Back when John F. Kennedy was taking multiple prescriptions for multiple afflictions, the public was largely in the dark and nobody was suggesting he was medically incapable of being president. In this day and age, by contrast, it's not hard to imagine a public debate about the impact of menopause on a candidate. (Not that I'm in a hurry to kick off that discussion, believe me.) The sad truth is that women candidates are better off if their health problems, should they have any, are common to both genders. Again, Hillary Clinton. A stomach virus, a concussion, a blood clot--these are not "women's problems."

One final lesson that Bachmann demonstrated during her brief presidential campaign. It takes a lot of time and money for women to look good on TV and on the campaign trail, and it is worth that time and money. It's not fair, obviously. Male candidates don't have to do much beyond showering, shaving, and throwing on a nondescript suit. Women have to deal with hair, makeup, and complicated wardrobe choices (they seem complicated to me, at least).

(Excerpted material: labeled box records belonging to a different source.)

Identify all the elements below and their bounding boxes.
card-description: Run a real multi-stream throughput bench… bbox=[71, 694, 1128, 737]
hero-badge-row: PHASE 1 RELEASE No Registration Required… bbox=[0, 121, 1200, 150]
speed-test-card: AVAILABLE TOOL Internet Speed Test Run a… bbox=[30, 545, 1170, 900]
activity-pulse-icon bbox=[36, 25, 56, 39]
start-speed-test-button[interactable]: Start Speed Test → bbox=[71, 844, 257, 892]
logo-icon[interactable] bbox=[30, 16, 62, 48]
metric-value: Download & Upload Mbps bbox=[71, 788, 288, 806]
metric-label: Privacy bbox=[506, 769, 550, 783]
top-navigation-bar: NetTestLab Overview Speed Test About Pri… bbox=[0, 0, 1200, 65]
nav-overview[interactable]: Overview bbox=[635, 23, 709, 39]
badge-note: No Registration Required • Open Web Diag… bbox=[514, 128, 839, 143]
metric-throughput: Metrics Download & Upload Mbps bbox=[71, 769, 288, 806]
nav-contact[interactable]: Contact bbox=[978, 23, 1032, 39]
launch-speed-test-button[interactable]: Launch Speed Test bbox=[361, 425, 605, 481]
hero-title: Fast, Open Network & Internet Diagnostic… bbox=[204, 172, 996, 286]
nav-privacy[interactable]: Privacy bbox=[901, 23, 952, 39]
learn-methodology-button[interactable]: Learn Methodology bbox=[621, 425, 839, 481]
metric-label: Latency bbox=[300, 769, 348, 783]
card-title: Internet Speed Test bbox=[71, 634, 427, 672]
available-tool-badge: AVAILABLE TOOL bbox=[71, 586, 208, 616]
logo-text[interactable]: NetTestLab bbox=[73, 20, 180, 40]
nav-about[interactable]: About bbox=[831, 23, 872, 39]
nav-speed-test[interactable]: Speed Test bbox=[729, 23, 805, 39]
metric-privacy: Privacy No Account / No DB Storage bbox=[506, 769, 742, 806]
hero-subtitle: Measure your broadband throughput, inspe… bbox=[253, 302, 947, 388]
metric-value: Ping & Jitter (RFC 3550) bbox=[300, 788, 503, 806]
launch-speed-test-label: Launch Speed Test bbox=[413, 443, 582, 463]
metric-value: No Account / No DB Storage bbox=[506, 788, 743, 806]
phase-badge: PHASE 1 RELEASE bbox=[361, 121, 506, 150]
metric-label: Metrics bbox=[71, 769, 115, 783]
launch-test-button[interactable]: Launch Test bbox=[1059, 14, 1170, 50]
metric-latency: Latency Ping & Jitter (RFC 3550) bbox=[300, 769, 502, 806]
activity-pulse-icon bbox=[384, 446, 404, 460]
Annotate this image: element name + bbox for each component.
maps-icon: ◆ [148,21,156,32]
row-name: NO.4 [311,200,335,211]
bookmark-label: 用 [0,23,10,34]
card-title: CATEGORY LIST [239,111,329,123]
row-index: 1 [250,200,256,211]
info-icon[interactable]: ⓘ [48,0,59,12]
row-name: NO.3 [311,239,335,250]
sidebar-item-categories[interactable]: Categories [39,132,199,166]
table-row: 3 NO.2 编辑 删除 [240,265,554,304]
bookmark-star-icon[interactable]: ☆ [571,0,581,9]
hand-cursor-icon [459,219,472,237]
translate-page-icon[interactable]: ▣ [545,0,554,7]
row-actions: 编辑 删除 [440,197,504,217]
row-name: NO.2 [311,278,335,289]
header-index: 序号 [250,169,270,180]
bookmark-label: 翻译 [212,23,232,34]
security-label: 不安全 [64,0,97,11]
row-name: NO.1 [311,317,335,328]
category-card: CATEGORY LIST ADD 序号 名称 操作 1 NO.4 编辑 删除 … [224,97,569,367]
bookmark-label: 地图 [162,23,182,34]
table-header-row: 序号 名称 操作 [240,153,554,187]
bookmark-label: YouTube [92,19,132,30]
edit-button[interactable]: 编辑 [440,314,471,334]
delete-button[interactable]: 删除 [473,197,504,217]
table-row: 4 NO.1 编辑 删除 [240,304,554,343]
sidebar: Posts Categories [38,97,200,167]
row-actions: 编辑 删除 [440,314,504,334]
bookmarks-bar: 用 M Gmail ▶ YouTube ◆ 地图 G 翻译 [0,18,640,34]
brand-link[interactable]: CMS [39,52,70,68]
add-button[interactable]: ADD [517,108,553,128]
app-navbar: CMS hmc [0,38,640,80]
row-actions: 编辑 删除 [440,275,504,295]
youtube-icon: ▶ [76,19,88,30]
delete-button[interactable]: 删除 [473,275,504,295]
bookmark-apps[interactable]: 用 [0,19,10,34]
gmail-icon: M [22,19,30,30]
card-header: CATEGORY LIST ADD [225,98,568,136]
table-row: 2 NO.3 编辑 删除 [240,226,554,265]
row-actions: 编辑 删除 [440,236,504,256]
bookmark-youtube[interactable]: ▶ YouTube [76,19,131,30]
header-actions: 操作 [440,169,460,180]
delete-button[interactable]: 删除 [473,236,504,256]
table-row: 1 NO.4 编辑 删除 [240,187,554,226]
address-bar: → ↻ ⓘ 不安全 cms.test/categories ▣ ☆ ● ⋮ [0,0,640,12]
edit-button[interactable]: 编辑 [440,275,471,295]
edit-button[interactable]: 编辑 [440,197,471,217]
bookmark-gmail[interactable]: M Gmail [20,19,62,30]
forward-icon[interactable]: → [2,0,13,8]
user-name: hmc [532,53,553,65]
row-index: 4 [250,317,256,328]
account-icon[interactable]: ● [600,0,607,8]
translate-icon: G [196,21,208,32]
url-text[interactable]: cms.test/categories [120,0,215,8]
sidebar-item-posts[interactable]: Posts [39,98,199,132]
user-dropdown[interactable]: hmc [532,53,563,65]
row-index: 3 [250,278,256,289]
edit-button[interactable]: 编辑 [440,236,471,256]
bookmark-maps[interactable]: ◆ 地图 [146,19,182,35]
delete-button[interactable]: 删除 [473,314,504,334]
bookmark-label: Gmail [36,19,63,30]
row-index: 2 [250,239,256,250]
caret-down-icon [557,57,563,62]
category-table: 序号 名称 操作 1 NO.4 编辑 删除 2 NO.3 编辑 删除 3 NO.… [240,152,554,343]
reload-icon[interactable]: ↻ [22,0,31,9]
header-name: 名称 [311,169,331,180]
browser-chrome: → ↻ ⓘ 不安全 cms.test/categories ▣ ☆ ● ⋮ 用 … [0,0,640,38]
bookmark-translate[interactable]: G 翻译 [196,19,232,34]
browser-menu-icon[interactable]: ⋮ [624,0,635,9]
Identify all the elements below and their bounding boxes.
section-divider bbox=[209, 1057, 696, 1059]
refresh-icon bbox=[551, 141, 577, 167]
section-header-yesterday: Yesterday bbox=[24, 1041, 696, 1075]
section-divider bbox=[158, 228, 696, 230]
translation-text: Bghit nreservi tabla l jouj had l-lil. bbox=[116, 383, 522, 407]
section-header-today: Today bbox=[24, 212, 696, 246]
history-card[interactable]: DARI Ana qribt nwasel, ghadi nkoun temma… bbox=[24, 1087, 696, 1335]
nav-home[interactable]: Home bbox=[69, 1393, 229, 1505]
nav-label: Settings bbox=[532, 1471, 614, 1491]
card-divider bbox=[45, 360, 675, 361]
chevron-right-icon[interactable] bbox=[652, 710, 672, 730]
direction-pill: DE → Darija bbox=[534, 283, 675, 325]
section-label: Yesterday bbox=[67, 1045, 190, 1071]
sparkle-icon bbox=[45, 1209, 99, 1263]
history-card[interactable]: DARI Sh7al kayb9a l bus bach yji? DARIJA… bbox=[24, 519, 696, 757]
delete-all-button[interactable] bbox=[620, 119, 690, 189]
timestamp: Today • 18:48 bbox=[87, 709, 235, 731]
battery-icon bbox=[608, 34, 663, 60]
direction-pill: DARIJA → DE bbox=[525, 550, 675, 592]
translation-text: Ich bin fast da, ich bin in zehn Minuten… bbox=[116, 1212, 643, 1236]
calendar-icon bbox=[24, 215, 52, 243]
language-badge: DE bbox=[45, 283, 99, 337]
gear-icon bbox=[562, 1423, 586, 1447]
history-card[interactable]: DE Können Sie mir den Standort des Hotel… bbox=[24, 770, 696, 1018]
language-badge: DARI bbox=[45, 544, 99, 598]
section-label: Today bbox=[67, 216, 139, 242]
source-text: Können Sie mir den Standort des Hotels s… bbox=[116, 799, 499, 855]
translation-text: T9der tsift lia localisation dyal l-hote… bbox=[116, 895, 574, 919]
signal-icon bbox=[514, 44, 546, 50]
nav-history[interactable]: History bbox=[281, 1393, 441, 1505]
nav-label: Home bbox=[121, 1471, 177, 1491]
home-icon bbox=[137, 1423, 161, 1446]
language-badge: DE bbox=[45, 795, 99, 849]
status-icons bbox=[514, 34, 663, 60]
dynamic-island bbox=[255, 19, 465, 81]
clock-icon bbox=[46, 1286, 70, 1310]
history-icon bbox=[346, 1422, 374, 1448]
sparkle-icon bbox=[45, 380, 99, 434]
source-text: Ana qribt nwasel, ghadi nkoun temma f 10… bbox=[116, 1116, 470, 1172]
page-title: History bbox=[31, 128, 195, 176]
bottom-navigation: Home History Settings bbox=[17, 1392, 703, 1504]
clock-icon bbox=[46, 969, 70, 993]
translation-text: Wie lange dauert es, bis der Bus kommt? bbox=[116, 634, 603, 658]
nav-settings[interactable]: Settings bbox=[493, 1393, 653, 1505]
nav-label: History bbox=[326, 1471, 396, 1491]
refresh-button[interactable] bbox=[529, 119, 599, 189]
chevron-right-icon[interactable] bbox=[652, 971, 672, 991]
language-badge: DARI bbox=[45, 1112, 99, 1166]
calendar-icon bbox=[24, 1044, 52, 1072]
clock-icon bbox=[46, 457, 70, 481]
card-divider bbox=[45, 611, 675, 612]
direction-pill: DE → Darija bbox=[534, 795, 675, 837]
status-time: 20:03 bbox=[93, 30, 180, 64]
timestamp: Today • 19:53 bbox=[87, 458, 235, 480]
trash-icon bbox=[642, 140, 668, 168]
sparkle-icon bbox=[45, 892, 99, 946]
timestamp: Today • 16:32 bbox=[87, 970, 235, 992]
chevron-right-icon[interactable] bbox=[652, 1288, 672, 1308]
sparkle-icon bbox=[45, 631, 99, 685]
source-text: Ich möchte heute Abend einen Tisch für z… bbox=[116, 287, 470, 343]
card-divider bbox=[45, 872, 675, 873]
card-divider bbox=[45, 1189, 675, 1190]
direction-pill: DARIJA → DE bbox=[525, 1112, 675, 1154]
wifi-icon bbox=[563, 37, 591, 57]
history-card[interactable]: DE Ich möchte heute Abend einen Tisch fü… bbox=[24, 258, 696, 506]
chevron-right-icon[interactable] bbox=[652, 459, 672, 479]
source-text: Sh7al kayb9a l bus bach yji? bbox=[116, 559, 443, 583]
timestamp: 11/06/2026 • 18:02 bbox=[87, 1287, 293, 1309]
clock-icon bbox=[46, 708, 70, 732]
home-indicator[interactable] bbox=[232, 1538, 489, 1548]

But Bachmann--pilloried for a bad makeup day on TV at a CNN debate--usually looked like a consummate political professional, with a bit of rock-star celebrity thrown in. Her debate clothing offered stylish reprieves on stages full of men. On the trail, her look was amplified by the stagecraft of her campaign bus and music, and the crowds loved the whole scene.

Inevitably, Bachmann took criticism for spending too much on her appearance. And maybe she did go overboard. But she also took hits for looking bad. It's not easy to strike that balance, and there will be gossipy punditry no matter what. Hillary Clinton paved the way here, too, with her short, blonde, no-nonsense hairstyle on the 2008 campaign trail, preceded and succeeded by every imaginable way of wearing hair and every imaginable opinion on it.

There's no escape. The answer for women, in my book: Spend what you must to look good, ignore the noise, and build a fact-based case for why you deserve the top job and those other guys don't.